わかってる、わかってるんだ。でも、それを直接言葉にして聞くとなんだかとても寂しくて、冷たいような、そんな感じがした。
「それじゃあ、僕はそろそろ帰るね」
微笑、苦笑、嘲笑。どれだか分からない曖昧な笑顔を浮かべた中筋くんは、そう言いパイプ椅子から腰を上げ、鞄を肩にかける。
「ま、待って」
また、声を出してしまう。今度は何も言わず、ただこちらの方を見た中筋くん。
「も、もし忙しくて来れない日があったらどうする?」
仕事だと言った彼に対する嫌味のような発言に、中筋くんはうーん、と考える素振りを見せる。
「頑張って来るかな」
「だから頑張らなくていいって言ったじゃん」
そっぽを向いた。頑張ってまで会いに来てくれるってことがとても嬉しくて、胸を熱くする。でも、同時にそれがとても申し訳ないことだと感じてしまう。
「そう言うときはLINEしてくれればいいよ」
「え? でも、僕、御影さんのLINE知らないよ」
「だから教えてあげるって言ってるの」
誰もいない病室で、少し声を張った。いつもより少し大きいだけの声なのに、壁に反響してとても大きな声のように聞こえてしまう。
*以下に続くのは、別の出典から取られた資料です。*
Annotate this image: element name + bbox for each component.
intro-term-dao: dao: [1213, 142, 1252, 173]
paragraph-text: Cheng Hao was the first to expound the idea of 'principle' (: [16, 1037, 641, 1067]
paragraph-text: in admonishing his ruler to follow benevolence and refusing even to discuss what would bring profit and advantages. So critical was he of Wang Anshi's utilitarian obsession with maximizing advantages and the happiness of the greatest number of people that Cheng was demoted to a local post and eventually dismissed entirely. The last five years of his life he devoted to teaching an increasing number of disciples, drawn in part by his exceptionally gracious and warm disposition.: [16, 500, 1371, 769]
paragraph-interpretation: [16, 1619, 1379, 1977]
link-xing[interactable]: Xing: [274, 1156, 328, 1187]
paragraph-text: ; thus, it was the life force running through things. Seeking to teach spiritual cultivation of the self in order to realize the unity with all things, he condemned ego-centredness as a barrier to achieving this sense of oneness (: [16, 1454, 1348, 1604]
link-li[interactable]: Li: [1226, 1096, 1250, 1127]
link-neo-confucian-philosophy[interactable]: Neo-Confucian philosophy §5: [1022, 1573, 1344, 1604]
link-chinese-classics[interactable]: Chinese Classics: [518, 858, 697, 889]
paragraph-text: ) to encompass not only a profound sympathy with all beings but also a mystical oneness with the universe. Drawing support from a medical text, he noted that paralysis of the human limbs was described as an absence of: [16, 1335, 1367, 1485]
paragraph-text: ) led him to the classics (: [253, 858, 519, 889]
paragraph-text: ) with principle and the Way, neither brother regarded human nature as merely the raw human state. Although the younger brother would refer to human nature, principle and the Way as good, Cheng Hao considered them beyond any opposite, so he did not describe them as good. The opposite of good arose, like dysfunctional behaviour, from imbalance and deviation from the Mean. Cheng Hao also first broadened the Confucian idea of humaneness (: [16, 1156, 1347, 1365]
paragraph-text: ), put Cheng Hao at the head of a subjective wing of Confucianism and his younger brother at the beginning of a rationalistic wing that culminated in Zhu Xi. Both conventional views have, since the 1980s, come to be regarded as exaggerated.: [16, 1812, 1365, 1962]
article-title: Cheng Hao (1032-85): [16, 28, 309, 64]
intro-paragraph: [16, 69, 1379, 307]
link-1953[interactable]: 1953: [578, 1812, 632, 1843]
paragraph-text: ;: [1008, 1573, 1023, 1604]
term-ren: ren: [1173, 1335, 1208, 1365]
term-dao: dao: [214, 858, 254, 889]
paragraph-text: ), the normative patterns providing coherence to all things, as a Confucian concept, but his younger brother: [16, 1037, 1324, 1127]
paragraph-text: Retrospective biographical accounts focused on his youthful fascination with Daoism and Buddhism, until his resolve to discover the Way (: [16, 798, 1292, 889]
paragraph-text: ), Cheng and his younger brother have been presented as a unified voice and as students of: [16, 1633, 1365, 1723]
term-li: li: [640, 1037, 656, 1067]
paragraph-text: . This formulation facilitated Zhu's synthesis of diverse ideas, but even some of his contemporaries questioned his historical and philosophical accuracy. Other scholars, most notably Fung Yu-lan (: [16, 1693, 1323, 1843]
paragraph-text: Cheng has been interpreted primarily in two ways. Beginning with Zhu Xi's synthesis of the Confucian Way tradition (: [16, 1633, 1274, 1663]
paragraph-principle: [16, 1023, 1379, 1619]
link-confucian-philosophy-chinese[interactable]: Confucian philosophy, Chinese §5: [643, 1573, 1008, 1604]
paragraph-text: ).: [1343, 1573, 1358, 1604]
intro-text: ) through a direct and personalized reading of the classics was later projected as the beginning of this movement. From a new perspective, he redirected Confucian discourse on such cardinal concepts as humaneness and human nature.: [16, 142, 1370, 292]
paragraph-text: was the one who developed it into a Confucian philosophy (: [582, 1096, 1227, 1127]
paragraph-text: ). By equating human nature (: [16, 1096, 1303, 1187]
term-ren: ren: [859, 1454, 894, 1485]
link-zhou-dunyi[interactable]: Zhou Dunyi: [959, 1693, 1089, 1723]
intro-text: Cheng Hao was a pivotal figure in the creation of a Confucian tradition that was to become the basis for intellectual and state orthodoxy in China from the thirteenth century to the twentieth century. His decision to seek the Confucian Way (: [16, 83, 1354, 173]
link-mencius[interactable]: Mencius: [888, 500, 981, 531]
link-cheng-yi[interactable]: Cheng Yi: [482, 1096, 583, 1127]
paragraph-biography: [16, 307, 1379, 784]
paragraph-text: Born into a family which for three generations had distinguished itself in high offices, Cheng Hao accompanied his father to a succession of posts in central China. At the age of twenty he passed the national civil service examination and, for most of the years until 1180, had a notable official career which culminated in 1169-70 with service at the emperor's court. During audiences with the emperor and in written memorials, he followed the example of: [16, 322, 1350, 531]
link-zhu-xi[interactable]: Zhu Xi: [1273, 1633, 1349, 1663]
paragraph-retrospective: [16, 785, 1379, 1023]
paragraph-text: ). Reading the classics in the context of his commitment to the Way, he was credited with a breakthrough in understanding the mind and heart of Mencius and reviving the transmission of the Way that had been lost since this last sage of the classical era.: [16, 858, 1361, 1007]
それに驚いたのか、中筋くんは壊れたロボットのようにぎこちない動きで口を開く。
「い、いいの?」
「いいって言ってる」
そう言い放ち、私は彼にLINEのQRコードを見せる。
「は、はやく読み取ってよね」
「あ、う、うん」
少し声を裏返しながら、中筋くんは自分のスマホを操作して私のスマホの画面に向ける。同時に、私のスマホが震える。
「あ、ありがとう」
「なんでそう言うこと言うかなー。こんなの普通のことでしょ?」
「い、一応ね」
そう言うと、中筋くんは病室の出入り口であるドアに向かって歩き出す。
「それじゃあ、また明日ね」
「うん」
小さく手を振る。中筋くんは小さく微笑み、スライドドアを開ける。瞬間、少し遠くからまりんちゃんと本津さんらしい声が聞こえた。もうすぐここに帰ってくるのだろう。
そんなことを思いながら、LINEの画面に表示されている新しい友達の欄にある「中筋」という名前に視線を落とす。
「こんなつもりじゃなかったんだけどな」
つい勢いで交換してしまったLINEを見て、そうつぶやいた。